The ship detection results obtained under the different environmental conditions represented in the SAR-Ship-Dataset were analyzed, as shown in Fig. 7. We show several detection results for SAR ships.

Fig. 7.
figure 7

Experimental results

The first row shows results for ship detection against complex backgrounds. We find that the proposed method can effectively distinguish targets from their backgrounds. The second row shows results for the detection of ships of different sizes. It is clear that the proposed algorithm achieves an improved detection effect for small ships and big ships with a lower missed detection rate. The third row shows densely arranged ships detection. It can be seen that the algorithm proposed in this paper can effectively distinguish closely spaced ships.

To better illustrate the effectiveness of the proposed DTSOFT-NMS, we select a sub-dataset from sentinel-1 SAR images with densely arranged ships.
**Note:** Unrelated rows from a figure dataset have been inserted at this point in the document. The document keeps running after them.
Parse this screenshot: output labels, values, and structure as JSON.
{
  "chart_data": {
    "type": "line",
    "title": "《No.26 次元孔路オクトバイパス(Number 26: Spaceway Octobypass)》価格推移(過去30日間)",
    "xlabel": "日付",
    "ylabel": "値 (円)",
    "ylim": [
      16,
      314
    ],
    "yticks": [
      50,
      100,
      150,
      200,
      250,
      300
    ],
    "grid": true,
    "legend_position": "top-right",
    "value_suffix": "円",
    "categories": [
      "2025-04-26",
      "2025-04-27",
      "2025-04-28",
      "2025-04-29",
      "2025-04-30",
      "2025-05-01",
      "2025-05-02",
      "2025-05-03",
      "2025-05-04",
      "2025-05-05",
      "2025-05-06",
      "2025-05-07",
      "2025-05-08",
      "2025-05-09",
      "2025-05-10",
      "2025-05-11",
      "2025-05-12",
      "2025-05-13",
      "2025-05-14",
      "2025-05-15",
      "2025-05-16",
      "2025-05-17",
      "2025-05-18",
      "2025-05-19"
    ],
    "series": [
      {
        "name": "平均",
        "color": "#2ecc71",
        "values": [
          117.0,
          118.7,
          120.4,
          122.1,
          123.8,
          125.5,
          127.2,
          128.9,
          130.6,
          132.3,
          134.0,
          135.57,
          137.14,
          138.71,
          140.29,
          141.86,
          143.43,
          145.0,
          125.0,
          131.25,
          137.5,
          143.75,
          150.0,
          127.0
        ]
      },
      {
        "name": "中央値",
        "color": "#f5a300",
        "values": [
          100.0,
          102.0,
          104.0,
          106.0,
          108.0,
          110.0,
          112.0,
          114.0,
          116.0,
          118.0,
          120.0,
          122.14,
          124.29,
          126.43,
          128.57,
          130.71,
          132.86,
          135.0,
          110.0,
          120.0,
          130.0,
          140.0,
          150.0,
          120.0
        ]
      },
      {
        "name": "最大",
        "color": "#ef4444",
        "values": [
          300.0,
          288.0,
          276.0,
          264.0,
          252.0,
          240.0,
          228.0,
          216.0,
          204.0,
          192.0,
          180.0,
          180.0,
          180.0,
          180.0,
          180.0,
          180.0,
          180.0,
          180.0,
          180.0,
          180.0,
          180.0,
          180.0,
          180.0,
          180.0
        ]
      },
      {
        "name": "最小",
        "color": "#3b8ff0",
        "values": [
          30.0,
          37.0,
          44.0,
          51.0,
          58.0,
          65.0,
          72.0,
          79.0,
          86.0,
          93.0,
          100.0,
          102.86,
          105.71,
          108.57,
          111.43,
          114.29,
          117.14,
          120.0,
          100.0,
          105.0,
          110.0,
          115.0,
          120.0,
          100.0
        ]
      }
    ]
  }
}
It contains 32 images and 108 ship targets. The result in Table 2 shows that DTSOFT-NMS can reduce some missed detection compare with original NMS.

Table 2. Densely arranged ships detection

4.6 Comparison with Other Methods

In this section, our proposed method is quantitatively compared with several mainstream object detection models based on deep learning in terms of the AP and detection speed. The results are shown in Table 3.

Table 3. Compare with other methods

It is apparent that the proposed method achieves the best AP of 89.92% on the SAR-Ship-Dataset compared with other one-stage object detection methods including SSD and original YOLOv3. The use of SPP and DTSOFT-NMS increase the computation of the network. Thus, our algorithm is not as fast as original YOLOv3. But its detection time of one image is 30.14 ms, which is sufficient for real-time detection. Compared with the two-stage object detection algorithm Faster R-CNN, the time cost of the proposed algorithm is only 30% of that of Faster R-CNN, and the AP of our method is 1% higher than Faster R-CNN.

5 Conclusion

In this paper, we proposed a detection algorithm based on YOLOv3 for ship detection in SAR image and verified our method on the public SAR-Ship-Dataset. Based on the YOLOv3, this paper used the spatial pyramid pooling structure to improve the feature extraction capability of the network. Then, the regression loss function based on CIOU is proposed to make the network converge faster and obtain higher positioning accuracy during training. Finally, this paper proposed DTSOFT-NMS to reduce the missed and false detection in the process of intensive target detection. The detection time of a single image in the SAR-Ship-Dataset is 30.14 ms and the AP is 89.92%, which is significantly improved for densely arranged ships and multiscale ships.